A good old Georgia boy!
I didn’t realize the connection with Louis Prima.
Here he is singing “Winnie the Pooh”:
https://www.youtube.com/watch?v=V5JjEI4TU2I
Dunno how feasible it is, but someone should do an in-depth profile of Sterling Holloway. Once-in-a-lifetime voice and nuanced acting chops.
As a kid in the 50s, I had a Disney phonograph of Peter and the Wolf, and I was mesmerized by SH’s narration. I came to associate him with Disney in general; no other cartoon studio had “that guy” (as far as I knew).
Pretty sure he was featured on an episode of Twilight Zone as well. Great character actor’s face to go along with the voice.
Yes, he was in the fifth season episode, “What’s in the Box”. His reaction at Rod Serling’s closing thought is a classic!!! Well worth watching it!!!
This happens to be very timely for me, because New Year’s Day is my birthday!!!
As a child, I savored this Winnie-the-Pooh record as much as the others that were coming out about the same time. The version of Tigger that appears here is similar to his appearance in the original booklet illustrations for the “Blustery Day” album.
There was an over-sized Pooh birthday book which also was in the stores during this era. The book used the Ernest Sheppard illustrations instead of the Disney versions, and the games seemed to be more consistent with the types of games played by the characters in the original book. The Pooh Birthday Book and Pooh Birthday Album were clearly not intended to work in tandem, and yet when I combined both of these for my New Year’s Day birthday party one year, it seemed to work pretty well. Without really meaning to, the two Pooh party approaches sort of blended together–and this way both versions of the characters were much in evidence.
I think the thing I have liked most about this album is the relaxed tone, and the relative absence of any real conflict. Characters have come together not to solve a problem or help one another out of difficulty, but simply to enjoy a fun party. One lyric in the “Birthday Birthday” song that my friends and I could never figure out was a line that sounds like “soda pop parade” but the next line rhymes it with “Join us in a little birthday game”, so I’m wondering if the lyrics were different from what my friends and I thought. Or maybe the singers didn’t pronounce it clearly enough?
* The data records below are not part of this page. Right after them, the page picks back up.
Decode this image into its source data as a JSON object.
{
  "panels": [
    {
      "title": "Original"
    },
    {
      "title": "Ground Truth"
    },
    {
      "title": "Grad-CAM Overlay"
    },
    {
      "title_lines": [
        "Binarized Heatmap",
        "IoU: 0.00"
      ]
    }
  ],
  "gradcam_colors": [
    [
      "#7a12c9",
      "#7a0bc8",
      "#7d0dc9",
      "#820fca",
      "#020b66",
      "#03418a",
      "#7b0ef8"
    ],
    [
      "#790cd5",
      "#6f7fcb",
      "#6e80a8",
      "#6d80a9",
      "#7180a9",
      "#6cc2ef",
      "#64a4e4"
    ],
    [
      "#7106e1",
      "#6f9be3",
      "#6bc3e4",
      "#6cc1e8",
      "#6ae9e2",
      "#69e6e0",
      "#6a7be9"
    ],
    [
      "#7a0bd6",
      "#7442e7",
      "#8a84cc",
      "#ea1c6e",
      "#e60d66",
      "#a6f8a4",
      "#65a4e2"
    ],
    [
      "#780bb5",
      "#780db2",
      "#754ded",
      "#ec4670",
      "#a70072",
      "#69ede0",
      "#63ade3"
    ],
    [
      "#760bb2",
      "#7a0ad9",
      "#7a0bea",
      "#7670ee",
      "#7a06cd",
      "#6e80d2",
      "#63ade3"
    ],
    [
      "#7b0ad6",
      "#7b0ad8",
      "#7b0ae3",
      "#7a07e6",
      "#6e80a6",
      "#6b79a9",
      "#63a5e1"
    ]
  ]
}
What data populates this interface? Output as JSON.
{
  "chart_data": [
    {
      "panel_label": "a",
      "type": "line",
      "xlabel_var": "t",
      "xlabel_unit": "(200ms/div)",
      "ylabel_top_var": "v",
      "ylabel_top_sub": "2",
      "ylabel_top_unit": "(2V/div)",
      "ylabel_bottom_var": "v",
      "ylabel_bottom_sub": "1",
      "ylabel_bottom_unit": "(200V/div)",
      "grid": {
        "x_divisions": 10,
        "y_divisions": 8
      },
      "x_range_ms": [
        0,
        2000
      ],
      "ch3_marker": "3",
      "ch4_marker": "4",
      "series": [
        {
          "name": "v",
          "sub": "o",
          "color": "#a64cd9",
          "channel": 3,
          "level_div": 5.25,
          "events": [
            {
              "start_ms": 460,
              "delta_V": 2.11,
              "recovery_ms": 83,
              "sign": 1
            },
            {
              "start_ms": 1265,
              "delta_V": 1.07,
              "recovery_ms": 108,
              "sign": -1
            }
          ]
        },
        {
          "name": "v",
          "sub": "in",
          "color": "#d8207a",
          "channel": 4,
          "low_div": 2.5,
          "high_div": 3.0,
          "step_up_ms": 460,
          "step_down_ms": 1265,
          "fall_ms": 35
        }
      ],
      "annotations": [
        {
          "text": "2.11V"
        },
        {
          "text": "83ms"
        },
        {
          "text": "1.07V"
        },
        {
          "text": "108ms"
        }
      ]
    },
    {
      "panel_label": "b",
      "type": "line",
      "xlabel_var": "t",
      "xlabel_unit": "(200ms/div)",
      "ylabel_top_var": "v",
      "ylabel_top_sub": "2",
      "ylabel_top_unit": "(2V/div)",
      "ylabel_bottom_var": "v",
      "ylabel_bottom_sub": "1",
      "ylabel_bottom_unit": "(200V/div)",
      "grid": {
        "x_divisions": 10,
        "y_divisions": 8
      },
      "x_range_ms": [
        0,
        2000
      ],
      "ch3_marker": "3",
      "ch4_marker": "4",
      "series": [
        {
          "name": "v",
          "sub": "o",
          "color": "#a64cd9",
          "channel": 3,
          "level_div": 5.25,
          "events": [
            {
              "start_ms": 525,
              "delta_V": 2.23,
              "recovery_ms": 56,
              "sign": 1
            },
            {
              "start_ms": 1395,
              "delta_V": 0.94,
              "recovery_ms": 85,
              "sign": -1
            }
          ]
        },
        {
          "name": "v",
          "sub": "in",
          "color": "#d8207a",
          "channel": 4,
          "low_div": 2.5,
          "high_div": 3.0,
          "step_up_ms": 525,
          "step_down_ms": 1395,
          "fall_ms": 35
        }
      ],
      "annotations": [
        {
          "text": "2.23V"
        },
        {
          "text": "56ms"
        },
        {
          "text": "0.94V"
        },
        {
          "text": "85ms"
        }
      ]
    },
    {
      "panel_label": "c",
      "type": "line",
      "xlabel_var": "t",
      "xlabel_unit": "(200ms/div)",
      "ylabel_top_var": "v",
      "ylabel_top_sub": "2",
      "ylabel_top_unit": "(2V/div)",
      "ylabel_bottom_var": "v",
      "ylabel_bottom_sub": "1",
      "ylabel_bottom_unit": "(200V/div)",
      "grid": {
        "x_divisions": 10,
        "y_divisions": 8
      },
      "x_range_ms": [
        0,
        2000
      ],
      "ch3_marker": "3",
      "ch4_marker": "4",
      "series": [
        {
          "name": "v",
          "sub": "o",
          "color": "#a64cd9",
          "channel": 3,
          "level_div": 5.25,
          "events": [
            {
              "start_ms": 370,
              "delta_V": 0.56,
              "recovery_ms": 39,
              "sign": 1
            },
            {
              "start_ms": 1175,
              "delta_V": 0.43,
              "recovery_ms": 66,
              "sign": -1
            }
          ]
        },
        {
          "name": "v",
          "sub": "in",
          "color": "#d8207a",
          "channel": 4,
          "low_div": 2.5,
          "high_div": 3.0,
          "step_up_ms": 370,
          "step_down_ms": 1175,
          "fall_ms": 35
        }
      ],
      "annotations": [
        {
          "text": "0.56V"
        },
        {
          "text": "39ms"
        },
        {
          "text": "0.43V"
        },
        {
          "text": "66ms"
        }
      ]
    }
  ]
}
The pauses in “Who’s at Rabbit’s Table” are a little annoying when listened to, and they aren’t long enough for completing a round of musical chairs, so maybe the producers should have just let the song play normally and let the home listeners stop the song by lifting the needle, which they had to do in any case. Besides, there isn’t likely to be a game of musical chairs going on every time the record is played.
I loved the presence of Louis Prima on this album. By the time I heard this, I already knew him as the voice of King Louie, and his “scat” version of the Pooh song is really delightful. It’s as though King Louie and Winnie the Pooh were jointly hosting the party, which in a sense they were. I also liked the finale “Happy Birthday” song by the Mousketeers, who were still in recent memory when the album was current.
Thanks for this information. I appreciate knowing more about the production of this album–a much-loved childhood experience.
Many thanks to you, Frederick. Knowing how this album enriched your life adds such meaning and importance to it. So many of the records we talk about in Spin are shining works of creative, historic and human importance, and I always appreciate your comments that help elaborate on that.
Can’t help but notice the strong (presumably unintentional) resemblance between “Love Goes Round on a Merry Go Round” and “The Merry Go Round Broke Down”.